I wasn’t the only person to be annoyed by John Burnside’s comment in a recent Spectator article that it has been a “thin year for poetry” but apart from the fact that it’s so patently wrong it seems to contrary to the spirit of the poetry community. The whole idea that any one man can translate their personal views into some kind of objective statement on the state of anything seems tone deaf in the current climate, anyway. Perhaps the world of poetry has moved on from the handful of stately white chaps patting themselves on the back for their cleverness but it’s been long overdue and poetry is the richer – dare I say, fatter – for it.
One thing I love about being a part of the poetry community is how welcoming, warm and supportive it is. I think it is this very drive to open up to people from a range of backgrounds which contributes to the fact that it’s such a positive environment. All that Burnside’s comment reinforces is the outmoded idea that poetry is some kind of elitist, old boys’ world. And listen, unlike that unfounded comment, I have receipts.
If you can wade through the noise and discover poetry twitter, you’ll find a community of writers who all spend a lot more time promoting others’ work than their own. There’s an infectious enthusiasm for any new work, for new voices and perspectives. US-based poet Kaveh Akbar uses his twitter following to share new work that excites him. When Zeina Hashem Beck shared an emotional poem about a traumatic experience from her past, I discovered her incredible writing because so many people were applauding and sharing her work and showing solidarity. That’s just two examples of something I’ve seen happening throughout the year, and it’s a demonstration of what an incredible year it’s been for poetry and for poets opening up into the wider world. The only negative impact I can think of is on my bank balance, as it significantly increased my book purchases this year (but I regret nothing).
The community extends beyond single poems or shared promotion. Deborah Alma, AKA The Emergency Poet is currently pulling together an anthology of women’s poetry in response to the #MeToo phenomenon. The collection provides an outlet for voices that have been previously ignored, and all proceeds will go to Women’s Aid UK. I currently have a poem shortlisted for the collection and I’ve got my fingers and toes crossed on that score as I would be immensely proud to be part of such a valuable project. Either way, I’m determined to promote the hell out of that book next year because it’s important and it will add another dimension to the world of poetry. There is nothing thin or mean-spirited about something like this project, from Deborah’s strength to read what must have been a distressing collection of submissions to all the women speaking up for the first time and the many others who can offer support to make the book a success.
And while I’m talking about a supportive community, I should also shout out the amazing Salome magazine, launched this year to support female writers. I am very proud to have a poem in their second issue but it’s about more than that; I love the atmosphere that they’re creating within the magazine. It’s a supportive community, all published writers are paid, all who submit receive feedback, the team are relentlessly positive and their launch events are a celebration of writing and writers. I simply can’t see how, if the year has been a thin one for poetry, how they would have achieved all this within their first year.

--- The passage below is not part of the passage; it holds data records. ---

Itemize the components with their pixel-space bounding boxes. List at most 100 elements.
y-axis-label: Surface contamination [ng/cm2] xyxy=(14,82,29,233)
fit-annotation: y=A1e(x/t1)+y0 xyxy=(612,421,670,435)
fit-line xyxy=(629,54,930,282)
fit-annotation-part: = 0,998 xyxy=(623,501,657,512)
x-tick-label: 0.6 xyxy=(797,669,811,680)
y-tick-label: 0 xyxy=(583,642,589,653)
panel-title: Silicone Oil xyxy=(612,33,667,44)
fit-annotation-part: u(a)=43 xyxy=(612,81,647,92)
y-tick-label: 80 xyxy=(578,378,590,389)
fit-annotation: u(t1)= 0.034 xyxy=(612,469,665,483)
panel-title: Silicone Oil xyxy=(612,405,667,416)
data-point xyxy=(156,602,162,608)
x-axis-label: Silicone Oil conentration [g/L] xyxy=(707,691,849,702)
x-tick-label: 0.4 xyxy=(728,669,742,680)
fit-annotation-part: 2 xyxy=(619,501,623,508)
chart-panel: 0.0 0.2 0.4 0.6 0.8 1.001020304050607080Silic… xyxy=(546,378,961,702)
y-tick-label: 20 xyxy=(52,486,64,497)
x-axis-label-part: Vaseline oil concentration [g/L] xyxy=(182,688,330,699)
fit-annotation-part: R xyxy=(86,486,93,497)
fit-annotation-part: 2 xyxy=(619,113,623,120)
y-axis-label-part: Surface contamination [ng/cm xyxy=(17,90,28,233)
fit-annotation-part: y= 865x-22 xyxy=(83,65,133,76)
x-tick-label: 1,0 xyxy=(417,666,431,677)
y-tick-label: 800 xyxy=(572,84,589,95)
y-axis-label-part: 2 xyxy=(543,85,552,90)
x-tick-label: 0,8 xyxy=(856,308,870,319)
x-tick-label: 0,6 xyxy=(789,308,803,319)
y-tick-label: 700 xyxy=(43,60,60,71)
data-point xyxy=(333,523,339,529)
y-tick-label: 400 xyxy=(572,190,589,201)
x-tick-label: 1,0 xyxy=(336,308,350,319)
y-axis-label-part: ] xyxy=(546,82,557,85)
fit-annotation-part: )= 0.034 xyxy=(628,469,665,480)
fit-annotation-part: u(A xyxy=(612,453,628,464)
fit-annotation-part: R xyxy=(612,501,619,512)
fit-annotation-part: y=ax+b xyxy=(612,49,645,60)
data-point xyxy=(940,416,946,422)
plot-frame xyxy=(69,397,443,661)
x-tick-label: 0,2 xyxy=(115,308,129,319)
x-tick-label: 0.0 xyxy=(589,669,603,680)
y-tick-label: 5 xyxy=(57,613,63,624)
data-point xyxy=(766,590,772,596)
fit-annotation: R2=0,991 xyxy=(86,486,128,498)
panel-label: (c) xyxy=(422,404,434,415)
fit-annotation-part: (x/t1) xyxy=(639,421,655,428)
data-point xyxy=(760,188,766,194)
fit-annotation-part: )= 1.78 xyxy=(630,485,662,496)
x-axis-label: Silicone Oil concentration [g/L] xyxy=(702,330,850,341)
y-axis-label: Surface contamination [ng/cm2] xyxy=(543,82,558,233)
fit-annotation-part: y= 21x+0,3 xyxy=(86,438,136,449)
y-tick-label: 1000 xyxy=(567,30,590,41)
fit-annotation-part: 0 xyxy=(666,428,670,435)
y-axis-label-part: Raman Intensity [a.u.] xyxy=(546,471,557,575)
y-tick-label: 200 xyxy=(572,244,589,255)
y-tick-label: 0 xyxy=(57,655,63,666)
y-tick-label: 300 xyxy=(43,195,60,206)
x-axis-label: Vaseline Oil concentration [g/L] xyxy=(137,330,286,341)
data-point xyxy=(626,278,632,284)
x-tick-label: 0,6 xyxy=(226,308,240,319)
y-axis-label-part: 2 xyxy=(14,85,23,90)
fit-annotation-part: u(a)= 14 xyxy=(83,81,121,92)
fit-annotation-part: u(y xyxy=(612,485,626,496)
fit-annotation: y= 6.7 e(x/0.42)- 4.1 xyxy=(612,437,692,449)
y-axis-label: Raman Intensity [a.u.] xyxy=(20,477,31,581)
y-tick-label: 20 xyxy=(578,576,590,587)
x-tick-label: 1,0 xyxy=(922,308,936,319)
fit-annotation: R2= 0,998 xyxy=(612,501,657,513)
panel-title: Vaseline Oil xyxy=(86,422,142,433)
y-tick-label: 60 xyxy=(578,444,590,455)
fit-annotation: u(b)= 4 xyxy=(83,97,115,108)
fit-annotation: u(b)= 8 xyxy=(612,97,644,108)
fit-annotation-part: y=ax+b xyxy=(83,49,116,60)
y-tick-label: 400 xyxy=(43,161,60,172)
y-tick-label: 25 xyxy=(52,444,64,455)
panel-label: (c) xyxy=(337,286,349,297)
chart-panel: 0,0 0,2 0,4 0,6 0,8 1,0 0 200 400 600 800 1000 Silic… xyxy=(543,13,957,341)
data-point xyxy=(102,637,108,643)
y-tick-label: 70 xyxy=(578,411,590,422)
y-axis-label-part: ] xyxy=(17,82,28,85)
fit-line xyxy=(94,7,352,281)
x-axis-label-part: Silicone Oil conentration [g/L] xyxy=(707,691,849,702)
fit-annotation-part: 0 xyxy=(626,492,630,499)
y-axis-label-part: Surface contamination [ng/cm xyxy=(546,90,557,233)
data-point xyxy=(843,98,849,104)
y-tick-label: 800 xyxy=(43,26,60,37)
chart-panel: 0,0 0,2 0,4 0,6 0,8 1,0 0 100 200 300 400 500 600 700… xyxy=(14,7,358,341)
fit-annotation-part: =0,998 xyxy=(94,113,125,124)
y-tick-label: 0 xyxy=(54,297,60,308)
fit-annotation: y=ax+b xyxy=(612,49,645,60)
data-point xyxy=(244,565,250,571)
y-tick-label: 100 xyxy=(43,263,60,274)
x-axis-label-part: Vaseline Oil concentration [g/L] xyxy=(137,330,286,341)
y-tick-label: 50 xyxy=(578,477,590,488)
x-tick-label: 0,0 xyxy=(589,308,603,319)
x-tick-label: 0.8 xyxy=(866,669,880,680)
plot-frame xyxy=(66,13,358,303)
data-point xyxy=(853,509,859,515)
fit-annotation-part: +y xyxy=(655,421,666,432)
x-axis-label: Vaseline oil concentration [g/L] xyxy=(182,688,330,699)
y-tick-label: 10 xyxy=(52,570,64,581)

On a micro level, I’d also point to all the writers who encouraged me in gathering up my courage, fighting back the imposter syndrome and applying for a PhD. I am part of three workshops with truly incredible writers and there’s never anything but support and insight within those groups. No one shakes their head at how little poetry there’s been this year, no one suggested to me that I shouldn’t follow my dream. I’m now studying something I love, and it’s a direct result of it being such an inspiring year for poetry.
My first instinct on reading that Spectator review was unprintable, but on reflection what I want to say is this – “Hey John, come over here where all the other poets are, get yourself a gin and tonic and listen to all the incredible voices that have categorised this year – you’ll never experience a thin year for poetry again.”